Я сидела в своём старом кресле, подаренном ещё мамой на новоселье, и грела ладони о чашку с ромашковым чаем. После работы в школе так хотелось тишины – горло саднило от бесконечных объяснений шестиклассникам про деепричастные обороты. За окном моросил дождь, капли тихонько стучали по карнизу.
Тут зазвонил телефон. Славка... Вот ведь принесла нелёгкая.
– Ленка! – заорал он в трубку так, что я чуть чай не расплескала. – Че делаешь?
– Да вот, чай пью...
– Слушай, тут такое дело, – затараторил он. – Помнишь Витьку? Ну, который в Канаде был? Вернулся! Надо собраться, отметить!
Я промолчала. С моим Славкой это бесполезно – всё равно скажет, что задумал.
– У тебя квартира большая, – радостно выпалил он, – так что празднуем у тебя! Ты ж лучше всех организуешь! В субботу, часов в семь, я всех уже обзвонил.
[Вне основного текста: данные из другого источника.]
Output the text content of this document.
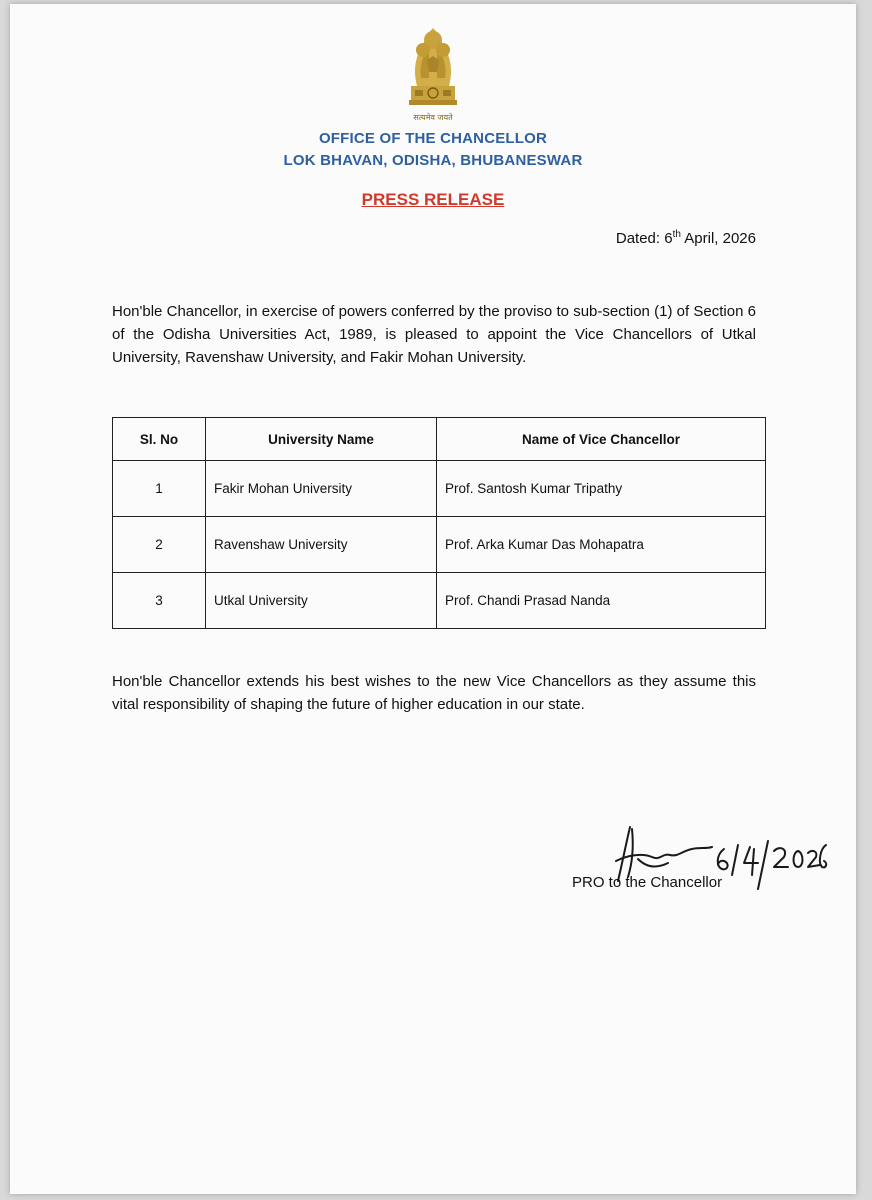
सत्यमेव जयते
OFFICE OF THE CHANCELLOR
LOK BHAVAN, ODISHA, BHUBANESWAR
PRESS RELEASE
Dated: 6th April, 2026
Hon'ble Chancellor, in exercise of powers conferred by the proviso to sub-section (1) of Section 6 of the Odisha Universities Act, 1989, is pleased to appoint the Vice Chancellors of Utkal University, Ravenshaw University, and Fakir Mohan University.
Sl. No	University Name	Name of Vice Chancellor
1	Fakir Mohan University	Prof. Santosh Kumar Tripathy
2	Ravenshaw University	Prof. Arka Kumar Das Mohapatra
3	Utkal University	Prof. Chandi Prasad Nanda
Hon'ble Chancellor extends his best wishes to the new Vice Chancellors as they assume this vital responsibility of shaping the future of higher education in our state.
PRO to the Chancellor
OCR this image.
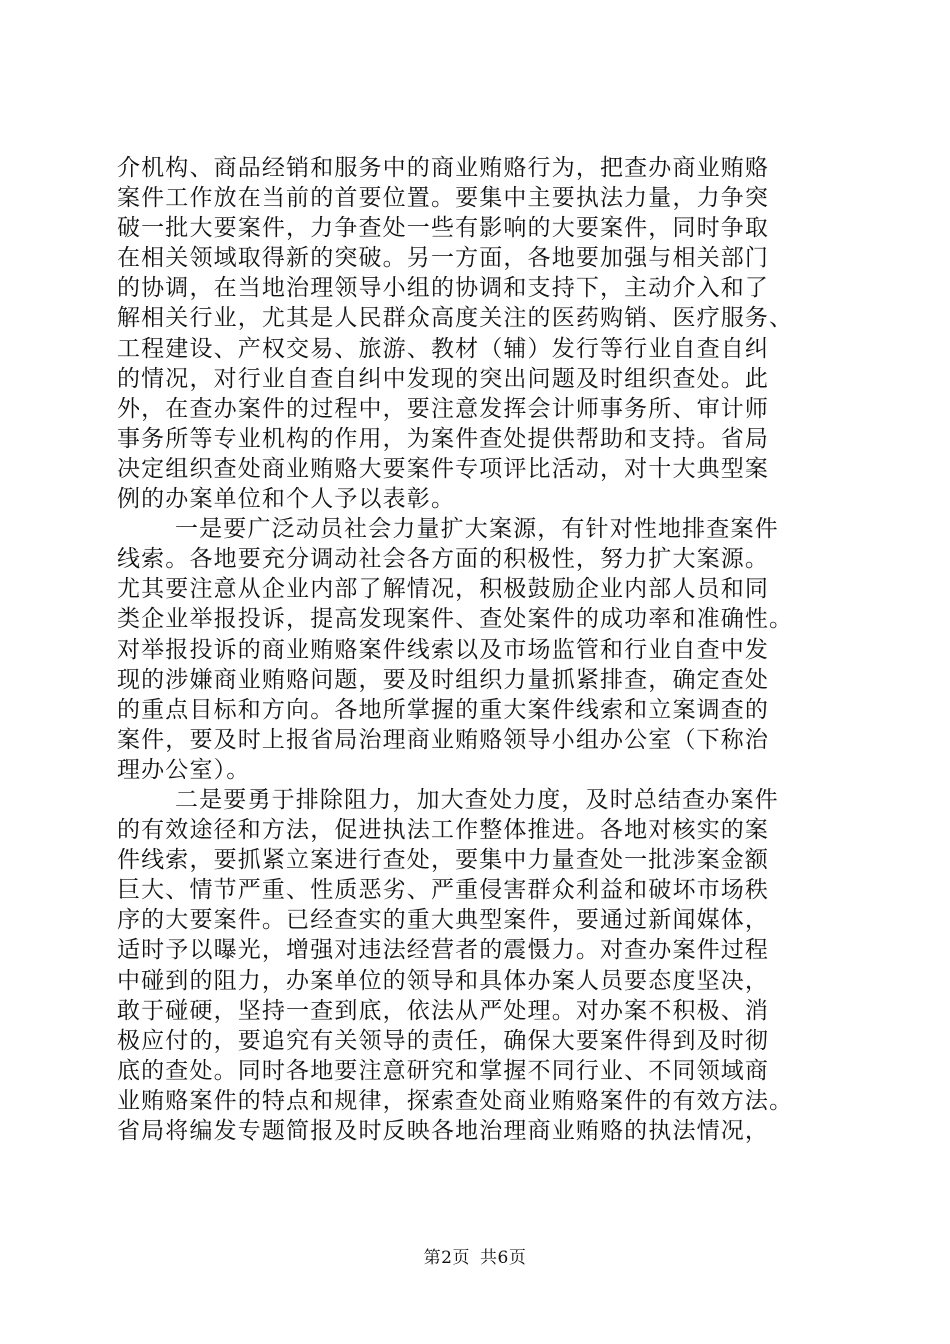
介机构、商品经销和服务中的商业贿赂行为，把查办商业贿赂
案件工作放在当前的首要位置。要集中主要执法力量，力争突
破一批大要案件，力争查处一些有影响的大要案件，同时争取
在相关领域取得新的突破。另一方面，各地要加强与相关部门
的协调，在当地治理领导小组的协调和支持下，主动介入和了
解相关行业，尤其是人民群众高度关注的医药购销、医疗服务、
工程建设、产权交易、旅游、教材（辅）发行等行业自查自纠
的情况，对行业自查自纠中发现的突出问题及时组织查处。此
外，在查办案件的过程中，要注意发挥会计师事务所、审计师
事务所等专业机构的作用，为案件查处提供帮助和支持。省局
决定组织查处商业贿赂大要案件专项评比活动，对十大典型案
例的办案单位和个人予以表彰。
一是要广泛动员社会力量扩大案源，有针对性地排查案件
线索。各地要充分调动社会各方面的积极性，努力扩大案源。
尤其要注意从企业内部了解情况，积极鼓励企业内部人员和同
类企业举报投诉，提高发现案件、查处案件的成功率和准确性。
对举报投诉的商业贿赂案件线索以及市场监管和行业自查中发
现的涉嫌商业贿赂问题，要及时组织力量抓紧排查，确定查处
的重点目标和方向。各地所掌握的重大案件线索和立案调查的
案件，要及时上报省局治理商业贿赂领导小组办公室（下称治
理办公室）。
二是要勇于排除阻力，加大查处力度，及时总结查办案件
的有效途径和方法，促进执法工作整体推进。各地对核实的案
件线索，要抓紧立案进行查处，要集中力量查处一批涉案金额
巨大、情节严重、性质恶劣、严重侵害群众利益和破坏市场秩
序的大要案件。已经查实的重大典型案件，要通过新闻媒体，
适时予以曝光，增强对违法经营者的震慑力。对查办案件过程
中碰到的阻力，办案单位的领导和具体办案人员要态度坚决，
敢于碰硬，坚持一查到底，依法从严处理。对办案不积极、消
极应付的，要追究有关领导的责任，确保大要案件得到及时彻
底的查处。同时各地要注意研究和掌握不同行业、不同领域商
业贿赂案件的特点和规律，探索查处商业贿赂案件的有效方法。
省局将编发专题简报及时反映各地治理商业贿赂的执法情况，
第2页 共6页
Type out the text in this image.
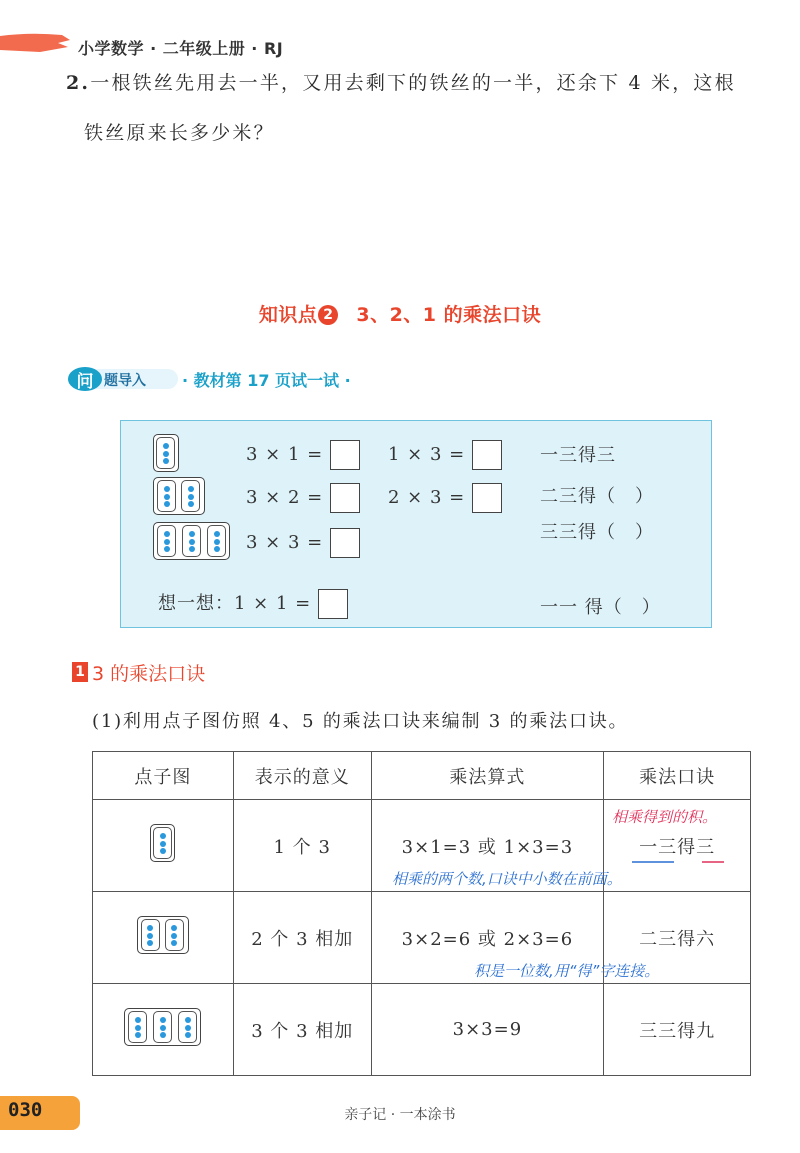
小学数学 · 二年级上册 · RJ
2.一根铁丝先用去一半，又用去剩下的铁丝的一半，还余下 4 米，这根
铁丝原来长多少米？
知识点 2 3、2、1 的乘法口诀
问 题导入 · 教材第 17 页试一试 ·
3 × 1 =
3 × 2 =
3 × 3 =
1 × 3 =
2 × 3 =
想一想：1 × 1 =
一三得三
二三得（　）
三三得（　）
一一 得（　）
1 3 的乘法口诀
(1)利用点子图仿照 4、5 的乘法口诀来编制 3 的乘法口诀。
点子图	表示的意义	乘法算式	乘法口诀

	1 个 3	3×1=3 或 1×3=3	一三得三

	2 个 3 相加	3×2=6 或 2×3=6	二三得六

	3 个 3 相加	3×3=9	三三得九
相乘得到的积。
相乘的两个数,口诀中小数在前面。
积是一位数,用“得”字连接。
030	亲子记 · 一本涂书
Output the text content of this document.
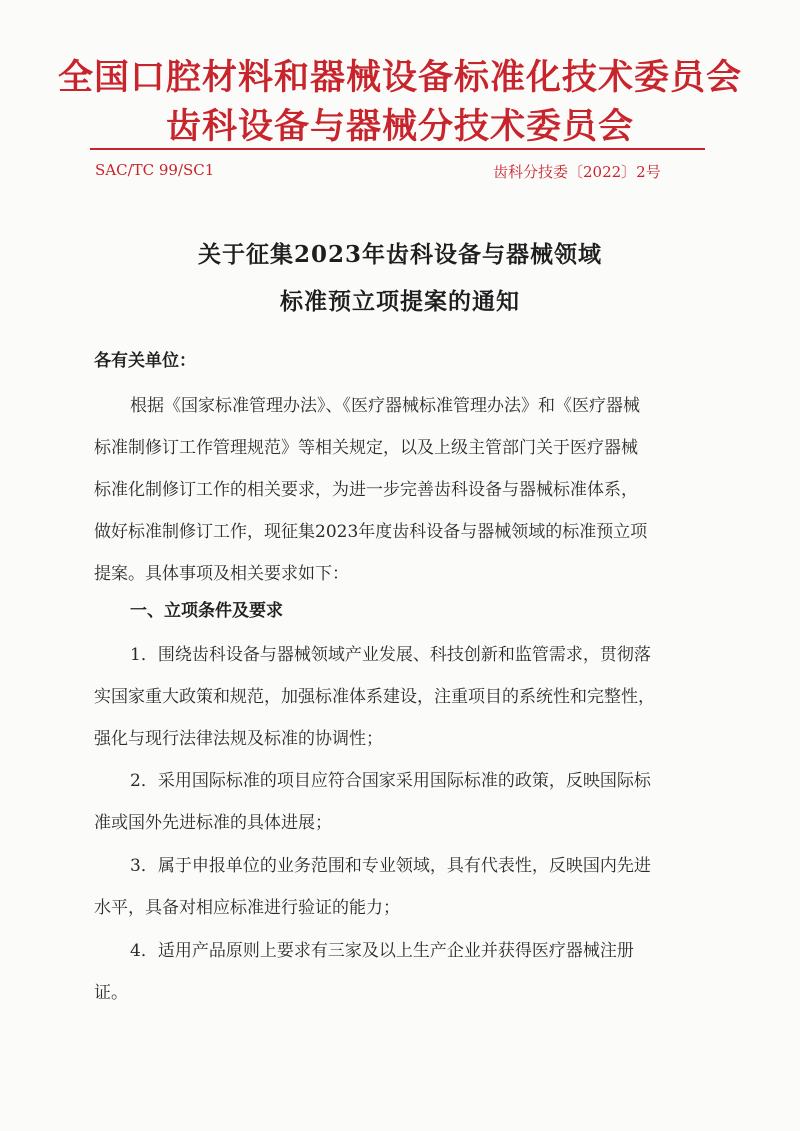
全国口腔材料和器械设备标准化技术委员会
齿科设备与器械分技术委员会
SAC/TC 99/SC1	齿科分技委〔2022〕2号
关于征集2023年齿科设备与器械领域
标准预立项提案的通知
各有关单位：
根据《国家标准管理办法》、《医疗器械标准管理办法》和《医疗器械
标准制修订工作管理规范》等相关规定，以及上级主管部门关于医疗器械
标准化制修订工作的相关要求，为进一步完善齿科设备与器械标准体系，
做好标准制修订工作，现征集2023年度齿科设备与器械领域的标准预立项
提案。具体事项及相关要求如下：
一、立项条件及要求
1．围绕齿科设备与器械领域产业发展、科技创新和监管需求，贯彻落
实国家重大政策和规范，加强标准体系建设，注重项目的系统性和完整性，
强化与现行法律法规及标准的协调性；
2．采用国际标准的项目应符合国家采用国际标准的政策，反映国际标
准或国外先进标准的具体进展；
3．属于申报单位的业务范围和专业领域，具有代表性，反映国内先进
水平，具备对相应标准进行验证的能力；
4．适用产品原则上要求有三家及以上生产企业并获得医疗器械注册
证。
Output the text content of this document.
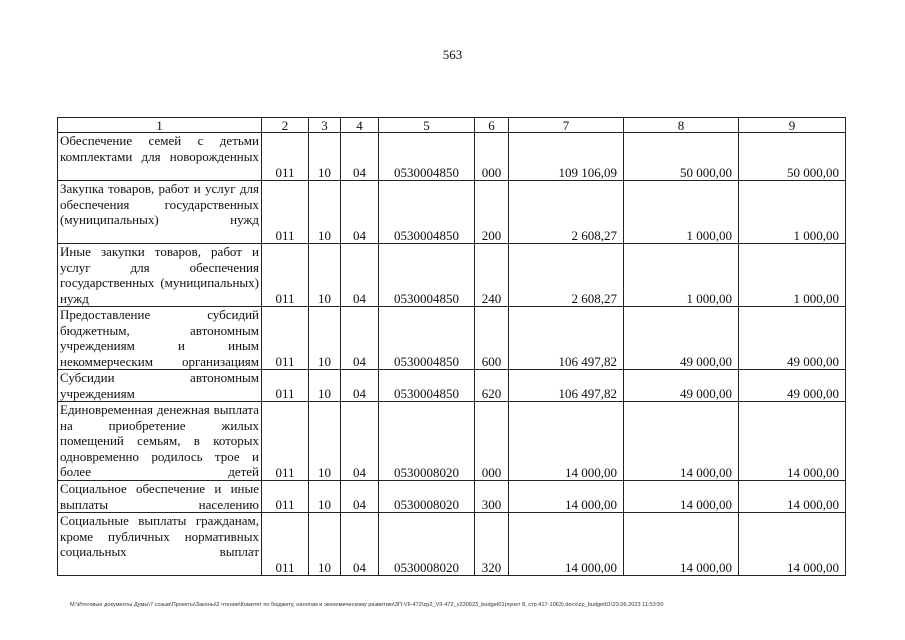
563
1	2	3	4	5	6	7	8	9

Обеспечение семей с детьми комплектами для новорожденных	011	10	04	0530004850	000	109 106,09	50 000,00	50 000,00

Закупка товаров, работ и услуг для обеспечения государственных (муниципальных) нужд	011	10	04	0530004850	200	2 608,27	1 000,00	1 000,00

Иные закупки товаров, работ и услуг для обеспечения государственных (муниципальных) нужд	011	10	04	0530004850	240	2 608,27	1 000,00	1 000,00

Предоставление субсидий бюджетным, автономным учреждениям и иным некоммерческим организациям	011	10	04	0530004850	600	106 497,82	49 000,00	49 000,00

Субсидии автономным учреждениям	011	10	04	0530004850	620	106 497,82	49 000,00	49 000,00

Единовременная денежная выплата на приобретение жилых помещений семьям, в которых одновременно родилось трое и более детей	011	10	04	0530008020	000	14 000,00	14 000,00	14 000,00

Социальное обеспечение и иные выплаты населению	011	10	04	0530008020	300	14 000,00	14 000,00	14 000,00

Социальные выплаты гражданам, кроме публичных нормативных социальных выплат	011	10	04	0530008020	320	14 000,00	14 000,00	14 000,00
M:\Итоговые документы Думы\7 созыв\Проекты\Законы\2 чтение\Комитет по бюджету, налогам и экономическому развитию\ЗП-VII-472\zp2_VII-472_v230623_budget01(пункт 8, стр.417-1063).docx\zp_budget01\23.06.2023 11:53:50
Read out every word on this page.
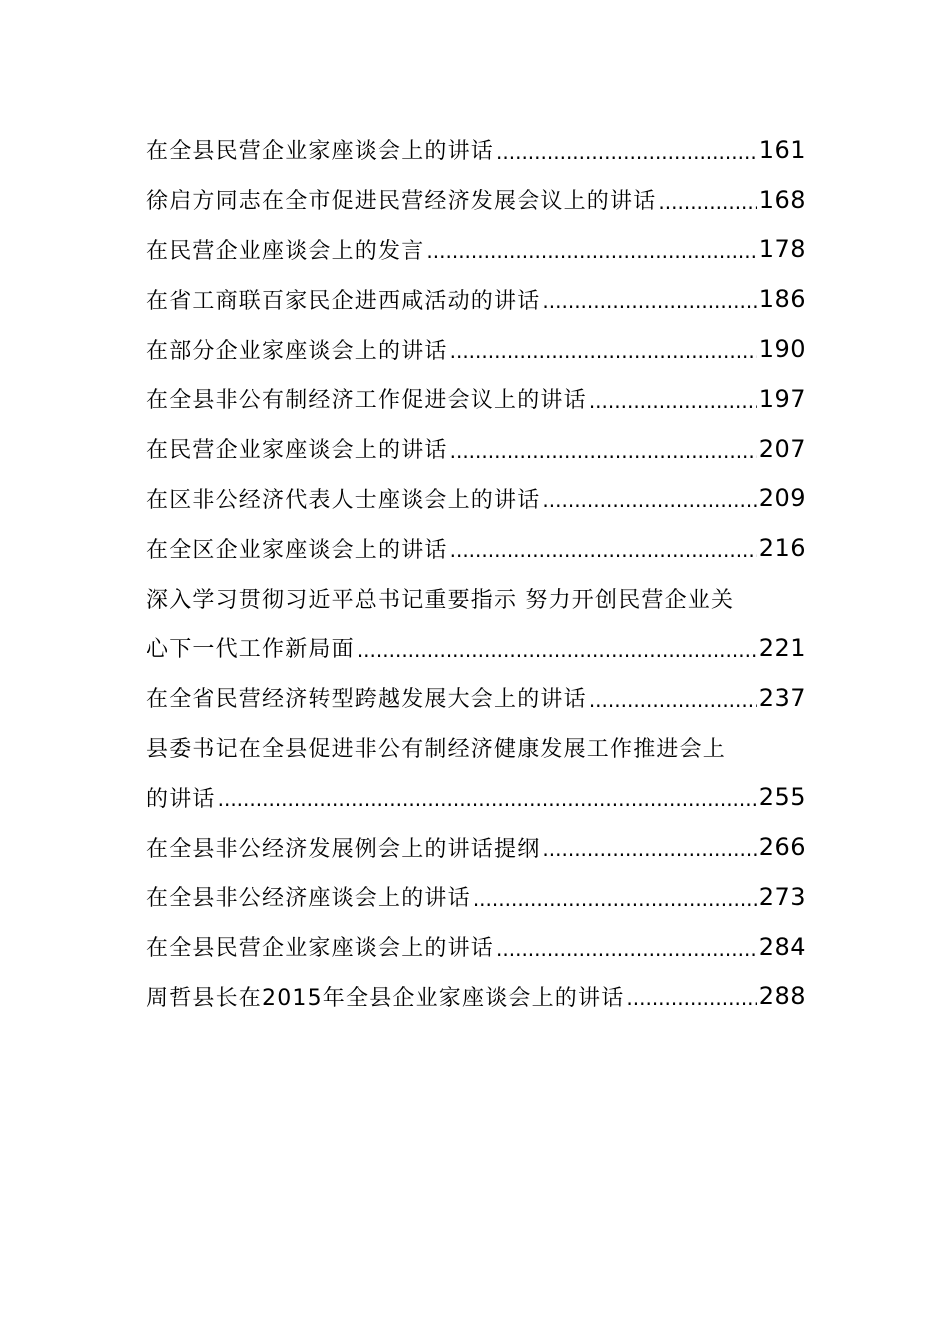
在全县民营企业家座谈会上的讲话 .....	161
徐启方同志在全市促进民营经济发展会议上的讲话 .....	168
在民营企业座谈会上的发言 .....	178
在省工商联百家民企进西咸活动的讲话 .....	186
在部分企业家座谈会上的讲话 .....	190
在全县非公有制经济工作促进会议上的讲话 .....	197
在民营企业家座谈会上的讲话 .....	207
在区非公经济代表人士座谈会上的讲话 .....	209
在全区企业家座谈会上的讲话 .....	216
深入学习贯彻习近平总书记重要指示 努力开创民营企业关
心下一代工作新局面 .....	221
在全省民营经济转型跨越发展大会上的讲话 .....	237
县委书记在全县促进非公有制经济健康发展工作推进会上
的讲话 .....	255
在全县非公经济发展例会上的讲话提纲 .....	266
在全县非公经济座谈会上的讲话 .....	273
在全县民营企业家座谈会上的讲话 .....	284
周哲县长在2015年全县企业家座谈会上的讲话 .....	288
Сердце ёкнуло. Вот так всегда – даже спросить забыл, хочу ли я этой встречи. А я ведь собиралась почитать, довязать шарф... Мама вон говорит: "В твоём возрасте пора уже научиться отказывать". Но я только пробормотала:
– Хорошо, Слав...
– Ну всё, договорились! – обрадовался он. – Ты не подведёшь, я знаю!
Отключился. А я сижу, смотрю на остывший чай, и так горько стало. Тридцать лет дружим, а он до сих пор не понимает – может, я сама хочу быть гостьей? Может, устала быть "той самой Ленкой с большой квартирой"?
За окном стемнело. В отражении я увидела свои морщинки у глаз – мама говорит, от доброты они. А может, от неумения сказать "нет"? Вздохнула, поставила чашку. Надо хоть белье с балкона снять, пока дождь не припустил. И список продуктов составить – зная Славку, придёт человек десять. Как всегда...
В субботу я металась по квартире как заведённая. Борщ уже томился на маленьком огне – Славка его обожает, вечно просит добавки. В духовке доходил пирог с капустой, на столе ждали своего часа нарезанные овощи для салатов.
Без пятнадцати семь в дверь позвонили. Ну конечно, Славка – всегда приходит раньше, чтобы "помочь". Стоит на пороге, улыбается во все тридцать два, в одной руке пакет с вином, в другой – огромный торт.
– Ленусь, я первый! – гордо объявил он, будто это какое-то достижение. – Давай помогу накрыть.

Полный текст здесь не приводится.